Ruqyah” is the name given to the practice of seeking cure for someone who is afflicted with the eye, by reciting parts of the Quran and then blowing it upon them. The Quran is therefore the most effective means of not just protection from the eye, but also a cure from its harmful effects.

Conclusion: Take Precautions & Be Discreet

Besides the protection afforded by following the sunnah of Prophet Muhammad, a Muslim should also be discreet when they are interacting with people, whether the latter are close to them or not, by not sharing candid details of the blessings that Allah has granted to them. This includes their online interactions as well.

When Allah blesses us with provisions, especially those that are profound, hard-to-get, and unique, it is one of the dues of showing gratitude to Allah for these provisions, that we strive to protect them from waning, and from being undermined or lost due to our carelessness and indiscretion.

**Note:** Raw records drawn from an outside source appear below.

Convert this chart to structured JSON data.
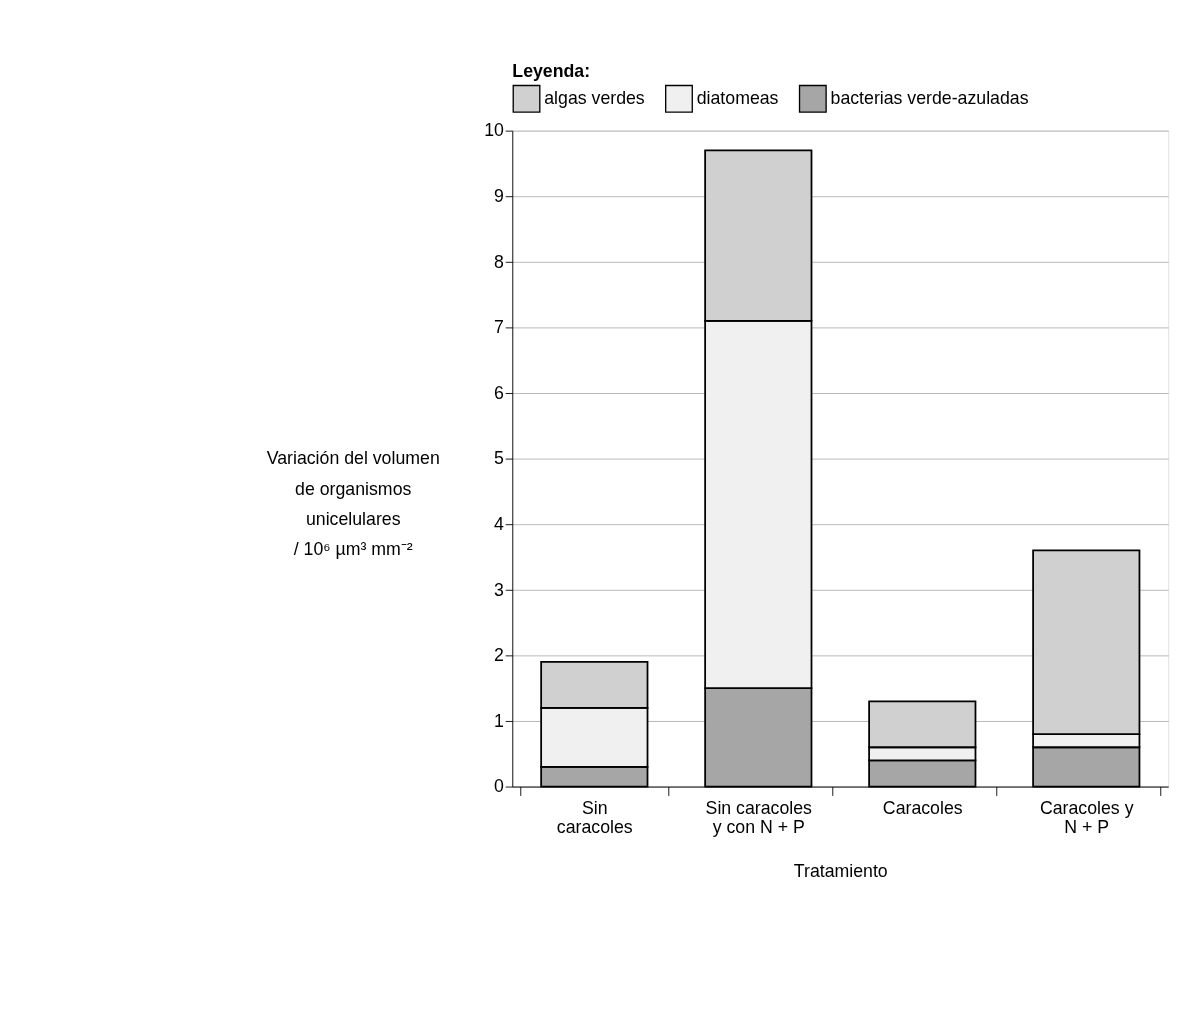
{
  "chart_data": {
    "type": "bar",
    "stacked": true,
    "categories": [
      "Sin\ncaracoles",
      "Sin caracoles\ny con N + P",
      "Caracoles",
      "Caracoles y\nN + P"
    ],
    "series": [
      {
        "name": "bacterias verde-azuladas",
        "color": "#a6a6a6",
        "values": [
          0.3,
          1.5,
          0.4,
          0.6
        ]
      },
      {
        "name": "diatomeas",
        "color": "#f0f0f0",
        "values": [
          0.9,
          5.6,
          0.2,
          0.2
        ]
      },
      {
        "name": "algas verdes",
        "color": "#d0d0d0",
        "values": [
          0.7,
          2.6,
          0.7,
          2.8
        ]
      }
    ],
    "xlabel": "Tratamiento",
    "ylabel": "Variación del volumen\nde organismos\nunicelulares\n/ 10⁶ µm³ mm⁻²",
    "legend_title": "Leyenda:",
    "legend": "top",
    "ylim": [
      0,
      10
    ],
    "yticks": [
      0,
      1,
      2,
      3,
      4,
      5,
      6,
      7,
      8,
      9,
      10
    ],
    "grid": "y"
  }
}
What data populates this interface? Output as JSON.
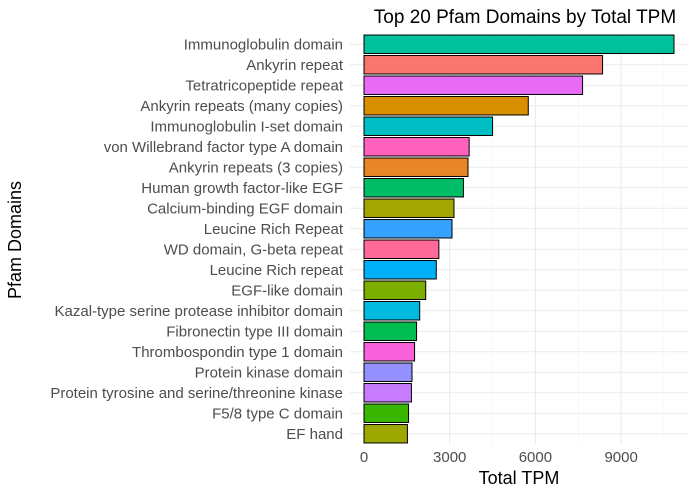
{
  "chart_data": {
    "type": "bar",
    "orientation": "horizontal",
    "title": "Top 20 Pfam Domains by Total TPM",
    "xlabel": "Total TPM",
    "ylabel": "Pfam Domains",
    "xlim": [
      0,
      11000
    ],
    "xticks": [
      0,
      3000,
      6000,
      9000
    ],
    "xtick_labels": [
      "0",
      "3000",
      "6000",
      "9000"
    ],
    "grid": true,
    "legend": "none",
    "categories": [
      "Immunoglobulin domain",
      "Ankyrin repeat",
      "Tetratricopeptide repeat",
      "Ankyrin repeats (many copies)",
      "Immunoglobulin I-set domain",
      "von Willebrand factor type A domain",
      "Ankyrin repeats (3 copies)",
      "Human growth factor-like EGF",
      "Calcium-binding EGF domain",
      "Leucine Rich Repeat",
      "WD domain, G-beta repeat",
      "Leucine Rich repeat",
      "EGF-like domain",
      "Kazal-type serine protease inhibitor domain",
      "Fibronectin type III domain",
      "Thrombospondin type 1 domain",
      "Protein kinase domain",
      "Protein tyrosine and serine/threonine kinase",
      "F5/8 type C domain",
      "EF hand"
    ],
    "values": [
      10850,
      8350,
      7650,
      5750,
      4500,
      3680,
      3640,
      3480,
      3150,
      3080,
      2620,
      2530,
      2160,
      1950,
      1840,
      1770,
      1680,
      1660,
      1560,
      1520
    ],
    "colors": [
      "#00C19A",
      "#F8766D",
      "#E76BF3",
      "#D89000",
      "#00BFC4",
      "#FF62BC",
      "#E88526",
      "#00BE67",
      "#A3A500",
      "#35A2FF",
      "#FF6A98",
      "#00B0F6",
      "#7CAE00",
      "#00BAE0",
      "#00BC51",
      "#FA62DB",
      "#9590FF",
      "#C77CFF",
      "#39B600",
      "#9CA700"
    ]
  }
}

A happy marriage between two individuals whom Allah has also blessed with guidance upon Islam, which remains successful even with the passage of time and the traversal of trials, is one such blessing. Marital love is becoming more and more rare in an age where adultery is more fair-seeming and rampant, and most marriages lose their steam increasingly quickly after tying the knot.

So — be it guidance upon the truth, knowledge of Islam, the ability to do consistent good deeds, a righteous spouse, a happy family life, beautiful children, or tangible blessings — resist the urge to snap that ‘group selfie’ and share it on social media!

Seek permanence and longevity, instead of views and shares!